La police cantonale bernoise est l’unique corps de police en Suisse qui dispose d’une unité montée, ce depuis plus de 100 ans. Nous avons accompagné une patrouille montée dans son service en ville de Berne.

Les deux policiers Remo Jaggi et Nicole Spielmann se retrouvent le matin au Centre équestre national à Berne (CENB). Les chevaux avec lesquels nous effectuons nos services de patrouille n’appartiennent en réalité pas à la police cantonale bernoise; ils sont loués pour nos patrouilles.

Se changer, étriller, seller

Aujourd’hui, nous montons Apolon et Arko. Arko nous connaît, il a déjà effectué des patrouilles. Ce n’est pas le cas d’Apolon. «Nous adaptons nos patrouilles aux chevaux. Si un cheval est nerveux, nous évitons, par exemple, le centre-ville, sa foule et son bruit, explique Remo Jaggi. On va voir comment nos collègues à quatre sabots vont se comporter aujourd’hui. » Mais avant de partir, les deux policiers doivent encore régler deux ou trois choses.

Première étape: la sellerie. Là, les selles sont préparées pour l’engagement. Ensuite, nous allons chercher les chevaux à l’écurie et nous les étrillons. Nous veillons soigneusement au fait qu’il n’y ait pas de petits cailloux ou autres sous la selle; cela pourrait générer des douleurs pour le cheval, explique Remo Jaggi, cavalier chevronné. Il ajoute que, de manière générale, l’agitation n’a pas sa place ici. Les chevaux ressentent immédiatement si un cavalier est nerveux ou agité et cela se répercute sur eux.»

Comme une patrouille pédestre mais à cheval

Les patrouilles montées accomplissent les mêmes tâches que, par exemple, les patrouilles pédestres. Elles assument une fonction de prévention concernant les vols par effraction ou les vols à la tire ainsi que des tâches prioritaires de sécurité ou de circulation.

Aujourd’hui, notre première halte nous mène au Jardin des roses. A peine arrivés, nous sommes entourés d’un groupe de touristes. Ils aimeraient nous photographier. Exhausser ce vœu, ce n’est pas notre tâche principale, mais nous le faisons volontiers pour autant que notre activité le permette. Et là, au plus tard, nous remarquons aussi comment les chevaux réagissent à leur environnement. Apolon et Arko semblent apprécier cette sortie. Nous décidons donc de continuer en direction du centre-ville.

Contrôles d’identité, renseignements et beaucoup de discussions

Le service d’aujourd’hui se déroule calmement. Quelques contrôles d’identité, des renseignements et beaucoup de belles discussions avec la population. «Les animaux sont une passerelle vers les gens, déclare Remo Jaggi. Les gens nous abordent plus facilement et les discussions se passent beaucoup plus simplement que lors d’une patrouille pédestre, par exemple. » Etant donné que les membres de la patrouille montée exercent leur tâche en fonction annexe, ils font la distinction directe et ne connaissent que trop bien les défis des différents engagements.

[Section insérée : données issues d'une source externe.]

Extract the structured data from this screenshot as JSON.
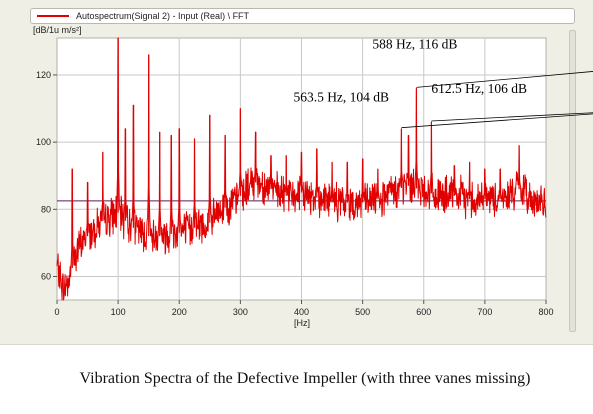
{
  "legend": {
    "label": "Autospectrum(Signal 2) - Input (Real) \\ FFT"
  },
  "caption": "Vibration Spectra of the Defective Impeller (with three vanes missing)",
  "colors": {
    "series": "#e00000",
    "reference_line": "#5a1a5a",
    "plot_bg": "#ffffff",
    "panel_bg": "#efefe6"
  },
  "chart_data": {
    "type": "line",
    "title": "",
    "xlabel": "[Hz]",
    "ylabel": "[dB/1u m/s²]",
    "xlim": [
      0,
      800
    ],
    "ylim": [
      53,
      131
    ],
    "x_ticks": [
      0,
      100,
      200,
      300,
      400,
      500,
      600,
      700,
      800
    ],
    "y_ticks": [
      60,
      80,
      100,
      120
    ],
    "grid": true,
    "legend_position": "top",
    "reference_line_y": 82.5,
    "series": [
      {
        "name": "Autospectrum(Signal 2) - Input (Real) \\ FFT",
        "baseline": [
          [
            0,
            63
          ],
          [
            10,
            56
          ],
          [
            20,
            59
          ],
          [
            30,
            66
          ],
          [
            40,
            70
          ],
          [
            50,
            72
          ],
          [
            60,
            74
          ],
          [
            70,
            76
          ],
          [
            80,
            77
          ],
          [
            90,
            78
          ],
          [
            100,
            79
          ],
          [
            110,
            77
          ],
          [
            120,
            75
          ],
          [
            130,
            74
          ],
          [
            140,
            73
          ],
          [
            150,
            72
          ],
          [
            160,
            72
          ],
          [
            170,
            72
          ],
          [
            180,
            72
          ],
          [
            190,
            73
          ],
          [
            200,
            73
          ],
          [
            210,
            74
          ],
          [
            220,
            74
          ],
          [
            230,
            75
          ],
          [
            240,
            75
          ],
          [
            250,
            76
          ],
          [
            260,
            78
          ],
          [
            270,
            80
          ],
          [
            280,
            81
          ],
          [
            290,
            82
          ],
          [
            300,
            84
          ],
          [
            310,
            86
          ],
          [
            320,
            88
          ],
          [
            330,
            88
          ],
          [
            340,
            87
          ],
          [
            350,
            86
          ],
          [
            360,
            85
          ],
          [
            370,
            84
          ],
          [
            380,
            84
          ],
          [
            390,
            84
          ],
          [
            400,
            85
          ],
          [
            410,
            84
          ],
          [
            420,
            84
          ],
          [
            430,
            83
          ],
          [
            440,
            83
          ],
          [
            450,
            82
          ],
          [
            460,
            82
          ],
          [
            470,
            82
          ],
          [
            480,
            82
          ],
          [
            490,
            82
          ],
          [
            500,
            82
          ],
          [
            510,
            82
          ],
          [
            520,
            83
          ],
          [
            530,
            83
          ],
          [
            540,
            84
          ],
          [
            550,
            85
          ],
          [
            560,
            86
          ],
          [
            570,
            87
          ],
          [
            580,
            87
          ],
          [
            590,
            86
          ],
          [
            600,
            86
          ],
          [
            610,
            85
          ],
          [
            620,
            84
          ],
          [
            630,
            84
          ],
          [
            640,
            84
          ],
          [
            650,
            84
          ],
          [
            660,
            84
          ],
          [
            670,
            83
          ],
          [
            680,
            83
          ],
          [
            690,
            83
          ],
          [
            700,
            83
          ],
          [
            710,
            83
          ],
          [
            720,
            83
          ],
          [
            730,
            83
          ],
          [
            740,
            84
          ],
          [
            750,
            86
          ],
          [
            760,
            86
          ],
          [
            770,
            84
          ],
          [
            780,
            83
          ],
          [
            790,
            82
          ],
          [
            800,
            81
          ]
        ],
        "peaks": [
          [
            25,
            92
          ],
          [
            50,
            88
          ],
          [
            75,
            97
          ],
          [
            100,
            131
          ],
          [
            112,
            104
          ],
          [
            125,
            111
          ],
          [
            150,
            126
          ],
          [
            168,
            103
          ],
          [
            187,
            102
          ],
          [
            200,
            104
          ],
          [
            225,
            101
          ],
          [
            250,
            108
          ],
          [
            275,
            102
          ],
          [
            300,
            110
          ],
          [
            325,
            103
          ],
          [
            350,
            96
          ],
          [
            375,
            96
          ],
          [
            400,
            97
          ],
          [
            425,
            98
          ],
          [
            450,
            94
          ],
          [
            475,
            94
          ],
          [
            500,
            95
          ],
          [
            525,
            92
          ],
          [
            563.5,
            104
          ],
          [
            575,
            102
          ],
          [
            588,
            116
          ],
          [
            612.5,
            106
          ],
          [
            650,
            93
          ],
          [
            675,
            94
          ],
          [
            700,
            92
          ],
          [
            725,
            92
          ],
          [
            756,
            99
          ]
        ]
      }
    ],
    "annotations": [
      {
        "text": "588 Hz, 116 dB",
        "x": 588,
        "y": 116
      },
      {
        "text": "563.5 Hz, 104 dB",
        "x": 563.5,
        "y": 104
      },
      {
        "text": "612.5 Hz, 106 dB",
        "x": 612.5,
        "y": 106
      }
    ]
  }
}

Beau, mais aussi très astreignant

On pourrait penser que nous exerçons le plus beau travail du monde… oui, c’est assurément beau, car toutes nos policières et tous nos policiers de la patrouille montée sont des cavaliers également durant leurs loisirs et aiment cela. Mais être en ville à cheval, c’est beaucoup plus astreignant qu’en terrain découvert. «Nous sommes toujours tendus; en effet, en cas d’imprévu, nous devons être prêts à la réaction du cheval et réagir immédiatement, explique Remo Jaggi. De telles situations surviennent, par exemple, lorsqu’un enfant surgit en courant depuis les arcades ou lorsque des gravats sont vidés dans une benne. »

Les deux policiers-cavaliers sont donc contents de pouvoir ramener Arko et Apolon à l’écurie du centre équestre une fois leur service terminé. La patrouille montée est une tâche très gratifiante, qui procure beaucoup de joie aux deux cavaliers.